In an open letter published in European newspapers, 120 survivors of the Nazi Holocaust and genocides in Cambodia, Rwanda and Bosnia urged EU heads of government and heads of state to impose sanctions on the Sudanese government.
"We write to urge you to act now to end the genocide in Darfur," according to the letter published in Britain's The Times and other newspapers.
"Through the European Union you have the capacity to put real pressure on the Sudanese government to stop the killing. But so far the EU has done next to nothing," the group said in their letter.
The group urged EU leaders to agree to monitor and implement a United Nations-authorised air exclusion zone over Darfur and apply EU-wide pressure on Sudan to stop its current offensive, stop killing civilians and accept a UN force.
It also urged them to impose asset freezes and travel bans on those Sudanese officials responsible for human rights abuses and crimes against humanity as well as help strengthen the African Union force in Darfur.
And it urged EU leaders to set down a date for EU-wide trade sanctions if the Sudanese government fails to respond to the pressure.
"History has been a harsh judge of the reluctance of European governments to take meaningful steps to end the genocides of which we are survivors," the group said.
"The union founded in the wake of Europe's own genocide cannot ignore the threat of a new one," it said.
"We urge you to make today's EU heads of state meeting in Finland a turning point," the group urged.
The United States accuses the Sudanese government and the proxy Janjaweed Arab militia of carrying out a genocide in Darfur.
According to the UN, 200,000 people have died and 2.5 million have been displaced due to the fighting and related humanitarian crisis in the last three years.
At a press conference organised by Aegis Trust, which campaigns against genocide and arranged for the letter to be written, four signatories of the letter and a Darfur refugee expressed their anger at EU inaction.
Martin Stern, who was arrested by the Nazis in 1944 when he was five years old, warned that history will not judge the Europeans kindly if they fail to stop the atrocities in Darfur.
"In a genocide we have people who are victims, people who are perpetrators, people who are rescuers, but the largest group generally is the people who are bystanders," Stern said. "The EU en masse is a big group of bystanders. These are people who are always condemned by posterity. Ignoring this genocide prepares the ground for the next one," he said.

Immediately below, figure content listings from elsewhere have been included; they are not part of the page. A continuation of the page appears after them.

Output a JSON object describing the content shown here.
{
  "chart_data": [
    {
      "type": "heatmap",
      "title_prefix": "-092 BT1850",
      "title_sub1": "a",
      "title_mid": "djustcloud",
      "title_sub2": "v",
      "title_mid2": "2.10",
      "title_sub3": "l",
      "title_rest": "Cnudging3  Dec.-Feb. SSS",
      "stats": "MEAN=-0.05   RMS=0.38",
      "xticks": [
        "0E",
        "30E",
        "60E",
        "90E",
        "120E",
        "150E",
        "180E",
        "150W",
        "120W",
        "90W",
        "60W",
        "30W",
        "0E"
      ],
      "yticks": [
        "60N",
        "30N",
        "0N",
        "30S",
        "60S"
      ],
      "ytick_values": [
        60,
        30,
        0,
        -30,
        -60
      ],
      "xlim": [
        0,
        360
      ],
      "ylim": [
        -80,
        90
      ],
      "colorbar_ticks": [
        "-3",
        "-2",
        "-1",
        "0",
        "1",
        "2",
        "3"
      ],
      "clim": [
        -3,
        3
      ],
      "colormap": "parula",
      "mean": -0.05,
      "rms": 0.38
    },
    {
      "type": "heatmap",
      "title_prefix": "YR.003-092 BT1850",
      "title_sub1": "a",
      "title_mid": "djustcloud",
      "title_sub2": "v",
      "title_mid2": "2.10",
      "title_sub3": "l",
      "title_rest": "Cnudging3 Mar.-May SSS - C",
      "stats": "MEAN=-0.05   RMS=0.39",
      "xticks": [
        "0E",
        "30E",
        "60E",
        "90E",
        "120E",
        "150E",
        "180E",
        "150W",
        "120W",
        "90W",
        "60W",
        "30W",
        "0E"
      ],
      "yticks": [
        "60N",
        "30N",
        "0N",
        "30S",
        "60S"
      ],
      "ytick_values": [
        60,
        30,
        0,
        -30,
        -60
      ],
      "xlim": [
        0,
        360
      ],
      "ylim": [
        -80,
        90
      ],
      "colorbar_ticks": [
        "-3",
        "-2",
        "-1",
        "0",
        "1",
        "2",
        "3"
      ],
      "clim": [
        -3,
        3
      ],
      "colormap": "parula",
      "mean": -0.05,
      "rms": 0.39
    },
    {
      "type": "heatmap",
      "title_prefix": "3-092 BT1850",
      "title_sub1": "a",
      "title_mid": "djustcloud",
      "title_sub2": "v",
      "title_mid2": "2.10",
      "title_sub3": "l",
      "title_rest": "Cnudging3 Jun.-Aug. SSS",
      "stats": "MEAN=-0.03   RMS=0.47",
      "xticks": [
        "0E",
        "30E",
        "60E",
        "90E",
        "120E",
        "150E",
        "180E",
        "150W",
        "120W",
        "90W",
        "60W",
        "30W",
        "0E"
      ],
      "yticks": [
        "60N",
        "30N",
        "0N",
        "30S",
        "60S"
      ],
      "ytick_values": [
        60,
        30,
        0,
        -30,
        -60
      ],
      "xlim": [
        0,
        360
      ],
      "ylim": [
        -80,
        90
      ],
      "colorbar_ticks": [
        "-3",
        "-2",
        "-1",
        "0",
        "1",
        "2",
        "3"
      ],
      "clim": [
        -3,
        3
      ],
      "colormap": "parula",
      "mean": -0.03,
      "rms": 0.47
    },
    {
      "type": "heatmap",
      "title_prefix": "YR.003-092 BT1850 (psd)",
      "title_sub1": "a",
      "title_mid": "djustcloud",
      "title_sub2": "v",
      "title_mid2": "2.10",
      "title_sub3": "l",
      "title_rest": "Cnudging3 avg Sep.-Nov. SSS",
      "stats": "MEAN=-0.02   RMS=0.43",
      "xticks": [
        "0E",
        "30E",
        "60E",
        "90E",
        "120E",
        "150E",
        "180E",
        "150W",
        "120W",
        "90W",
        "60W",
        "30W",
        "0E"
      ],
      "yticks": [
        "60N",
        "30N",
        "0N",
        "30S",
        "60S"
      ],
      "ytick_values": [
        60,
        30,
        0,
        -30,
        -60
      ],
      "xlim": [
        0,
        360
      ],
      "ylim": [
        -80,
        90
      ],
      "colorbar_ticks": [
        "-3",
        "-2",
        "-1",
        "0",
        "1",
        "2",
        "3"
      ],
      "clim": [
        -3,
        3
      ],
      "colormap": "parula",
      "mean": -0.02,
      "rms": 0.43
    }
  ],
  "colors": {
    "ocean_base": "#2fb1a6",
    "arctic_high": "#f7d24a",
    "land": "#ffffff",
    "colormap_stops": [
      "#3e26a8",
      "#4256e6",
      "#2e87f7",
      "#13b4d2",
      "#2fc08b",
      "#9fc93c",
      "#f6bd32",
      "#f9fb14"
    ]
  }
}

Sakiba Gurda saw very strong links between the situation in Darfur and what happened in her native Bosnia more than a decade ago.
"During the three and half years of the war, Europe debated, discussed and looked on," Gurda said. "Most of all, the hesitations, the in-actions was giving gloomy signals to the perpetrators to continue and to take the brutality at a greater more horrific level."
Ynis Hassabullah left behind his three children when he fled his village in Darfur during a bombing raid in January 2004.
"Every single day, children, women, (old) people are killed by the government," he said.
"It's time to take action against the Sudanese government to stop killing innocent people."
During an informal EU summit in Lahti, southern Finland, British Prime Minister Tony Blair sought agreement on Friday for a strong line against the Sudanese government over Darfur, looking for "other ways to apply pressure" if necessary to accept a UN force in the troubled area.